I felt bad. Obviously my ability to say the right thing was being compromised by my stroke.
The poor lady looked at me as if I were some kind of weirdo. If she only knew.
“And so it goes,” I said after a long, difficult pause.
My compromised communication was destroying my intent.
I figured I might as well leave. Like Iraq, there was no worthwhile exit.
-No doubt, people are wondering how I could be so attached to a dog — after all, she was just a dog.
Sabrina was a very classy dog — also “my dog.” (Killian is Linda’s dog; although he thinks of me as “the Master” — and is thrilled when I walk him.)
Despite 89 bazilyun things wrong with her, and the fact I can’t render much attention to a dog (because of the stroke); she never gave up, and always enthusiastically served me.
If it was me walking her, she pranced and danced. If she fell — and her back-end was weak — she’d get right back up.
There were two staircases at the so-called elitist country-club she’d march right up.
Toward the end it got so she hated dog-food of any kind, and preferred the Milk-Bone diet.
It lead to various Mexican-standoffs, wherein I’d point to her supper-dish and loudly declare “No Milk-Bones unless you eat that supper.”
She’d give up and go lay down. “If this is what the Master wants, so be it.”
And yet she’d prance-and-dance at the park. “Yippee; the Boss is taking me hunting. That deer-bone is over here; I remember it. Let’s go over here, Boss.”
Even the day we put her to sleep she was determined to jump up into our van on her own; no matter how weak she was.
Thankfully, she never got invalid (like Tracy, which depressed her mightily: “I’m letting the Boss down”). The morning Sabrina crashed (she crashed in the afternoon), she had a wonderful time at the park: prancing-and-dancing.
The Web-cam at the mighty Curve has been zoomed out (see pik) such that it’s still aimed at the south leg, but now it gets the tunnels under the fill — which zoomed in it didn’t get before.
The mighty MAC. |
Since I generally fire it up every day (it’s my Netscape home-page) I’ve noticed a few things:
A) Quite often the web-cam has auto-focused on the housing, which puts the railroad way out of focus.
Apparently someone has to notice and override it and focus it on the tracks.
B) There is a toggle-button to get it to double the size of the feed (the pik is double-sized).
With my old Netscape 7.0, clicking that toggle would freeze the stream, and then after about 10 seconds the stream would go back to active double-size. That’s what I would monitor in the background. “Double-size” is apparently not a web-address; I can’t bookmark it. Double-sizing seems to be an Altoony function.
My new Netscape 7.2 doesn’t freeze the feed when changing to double-size.
C) Often the stream will freeze, and what I get is what was happening minutes ago — e.g. a passing coal-train frozen.
Last night I noticed it had frozen during dusk, but it was pitch-dark outside. If the stream had been active, the picture rendered would have been pitch-black.
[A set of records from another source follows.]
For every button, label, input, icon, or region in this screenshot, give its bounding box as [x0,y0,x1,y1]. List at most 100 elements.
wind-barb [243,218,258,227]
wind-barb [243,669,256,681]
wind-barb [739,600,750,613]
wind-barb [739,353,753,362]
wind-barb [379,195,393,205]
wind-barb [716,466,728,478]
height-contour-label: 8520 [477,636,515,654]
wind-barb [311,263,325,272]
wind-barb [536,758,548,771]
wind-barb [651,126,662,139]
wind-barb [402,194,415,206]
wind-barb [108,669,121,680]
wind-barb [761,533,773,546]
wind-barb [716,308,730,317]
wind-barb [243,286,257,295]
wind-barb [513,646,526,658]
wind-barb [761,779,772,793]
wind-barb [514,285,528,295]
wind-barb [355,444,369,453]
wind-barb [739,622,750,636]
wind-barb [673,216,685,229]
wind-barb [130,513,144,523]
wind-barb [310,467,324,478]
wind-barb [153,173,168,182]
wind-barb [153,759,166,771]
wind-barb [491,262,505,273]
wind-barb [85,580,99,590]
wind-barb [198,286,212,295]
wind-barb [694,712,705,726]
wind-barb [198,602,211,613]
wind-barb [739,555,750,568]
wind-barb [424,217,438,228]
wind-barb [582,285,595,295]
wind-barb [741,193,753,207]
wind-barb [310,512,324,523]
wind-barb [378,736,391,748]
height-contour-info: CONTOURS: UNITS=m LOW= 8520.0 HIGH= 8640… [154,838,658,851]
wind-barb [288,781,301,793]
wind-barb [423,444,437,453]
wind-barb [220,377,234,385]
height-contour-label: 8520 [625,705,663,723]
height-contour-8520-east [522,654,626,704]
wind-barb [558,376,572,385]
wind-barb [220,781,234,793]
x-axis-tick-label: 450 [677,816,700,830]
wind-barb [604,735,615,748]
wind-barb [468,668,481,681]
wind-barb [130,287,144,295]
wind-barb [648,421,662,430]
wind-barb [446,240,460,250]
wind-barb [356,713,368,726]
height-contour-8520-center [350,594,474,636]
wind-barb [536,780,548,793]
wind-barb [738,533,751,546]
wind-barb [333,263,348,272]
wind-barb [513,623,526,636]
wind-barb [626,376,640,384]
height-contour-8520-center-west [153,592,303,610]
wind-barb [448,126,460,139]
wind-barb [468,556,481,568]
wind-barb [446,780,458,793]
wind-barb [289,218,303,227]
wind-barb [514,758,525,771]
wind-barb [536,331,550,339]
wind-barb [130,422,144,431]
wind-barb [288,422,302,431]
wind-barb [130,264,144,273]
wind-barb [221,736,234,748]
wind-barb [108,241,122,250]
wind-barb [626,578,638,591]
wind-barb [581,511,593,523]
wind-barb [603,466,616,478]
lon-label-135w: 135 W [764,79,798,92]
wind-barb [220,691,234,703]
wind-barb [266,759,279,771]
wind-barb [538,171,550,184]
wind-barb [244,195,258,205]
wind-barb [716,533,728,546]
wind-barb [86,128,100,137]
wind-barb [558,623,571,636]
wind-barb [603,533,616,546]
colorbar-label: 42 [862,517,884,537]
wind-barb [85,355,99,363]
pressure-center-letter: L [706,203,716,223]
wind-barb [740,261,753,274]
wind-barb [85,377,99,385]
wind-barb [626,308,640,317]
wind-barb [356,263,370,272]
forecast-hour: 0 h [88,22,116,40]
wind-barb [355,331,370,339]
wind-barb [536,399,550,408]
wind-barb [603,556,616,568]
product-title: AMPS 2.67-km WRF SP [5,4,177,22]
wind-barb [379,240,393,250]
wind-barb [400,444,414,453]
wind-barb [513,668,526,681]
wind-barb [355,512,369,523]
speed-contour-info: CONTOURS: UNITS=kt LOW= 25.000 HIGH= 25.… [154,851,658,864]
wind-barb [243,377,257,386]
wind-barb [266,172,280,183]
Usually a “refresh” puts the stream back on.
I even leave it on after dark, because the headlights of passing trains will illuminate the trees.
D) Sometimes the web-cam doesn’t work (like now, 8:16 p.m., 3/30/07). Despite the utterly predictable and tiresome blustering from Boston, I doubt it’s a MAC-issue; not when Linda can’t get it either on her PC, and we get other sites.